1) The minified jquery script is ~100kb, for a script that is loaded once per website that's pretty tiny. Especially when you consider the fact that the latency involved with opening the network connection to fetch the file will likely exceed the time required to pull the file down. Once you've initiated the download the difference between pulling down 20kb and 100kb isn't all that much.
2) You can use the google jquery file reference. That means a big % of your site visitors will already have the cached script in memory, and for those that don't the download will be pretty speedy given that it can be fetched from the google domain in the background (while the rest of your site assets are being fetched by the browser).
You think that a page that loads jQuery but doesn't use most of it incurs a performance penalty? I'll grant there are a few initializations and dom checks that jQuery does, but it probably blocks for all of 20ms.
Most modern browsers are able to paint while loading script files, especially if you put your script files at the bottom of the page, where they belong. So, no, 20ms of parsing, compiling, and a small amount of execution is not a lot of time. Period.
> I believe the point is that many libraries use about 1% of jQuery. That hardly justifies pulling in the entire thing.
Sure, but if you use a few libraries that all use a couple features of jQuery you still only need to load jQuery one time and everything just works. You may not care if it only works on the most modern browsers, but someone who uses your library probably will.
In practice, especially for javascript usage, the old CSS selectors cover all the bases.
The new-stuff, while great for styling, isn't all that relevant for scripting. nth-child, say, is often (though not always) simply an indexing operation on the return value of querySelectorAll; and in general you don't even want that since usually you have a specific element in mind and have labelled that element with a class to find it.
I don't support IE8 anymore, and use CSS3 liberally in the actual css, yet I can't think of more than a handful of cases I used the selectors from javascript, certainly none of them critical. Do you actually use this?
You lose some browser compatibility with qSA, whereas gEBId works everywhere. You need IE8+ for qSA, and you need to ensure the page isn't in quirks mode. If you're OK with that then you can also do: var $ = document.querySelectorAll.

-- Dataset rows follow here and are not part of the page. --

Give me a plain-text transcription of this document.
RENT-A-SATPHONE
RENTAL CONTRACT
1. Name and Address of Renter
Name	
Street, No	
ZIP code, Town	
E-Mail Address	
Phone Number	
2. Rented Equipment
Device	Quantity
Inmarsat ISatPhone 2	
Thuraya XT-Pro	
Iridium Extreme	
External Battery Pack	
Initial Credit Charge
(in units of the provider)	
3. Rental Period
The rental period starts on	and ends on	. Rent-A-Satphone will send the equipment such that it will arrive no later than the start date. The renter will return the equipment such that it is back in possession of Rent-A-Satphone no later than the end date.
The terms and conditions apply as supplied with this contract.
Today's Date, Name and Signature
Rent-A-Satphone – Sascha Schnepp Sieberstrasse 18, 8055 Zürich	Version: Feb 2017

Probably best to do this within a closure so that you're not hijacking any jQuery instances that may be on the page.
A personal anecdote: I recently un-jQueried a little piece of code and ended up with only a couple lines of extra code.
Certain parts of jQuery are heavenly and well worth it, but really basic usage doesn't actually save that much. $("#something") instead of document.getElementById("something") is not really buying you much in the way of cross platform-ness or thoroughly debugged code and is hardly reinventing the wheel.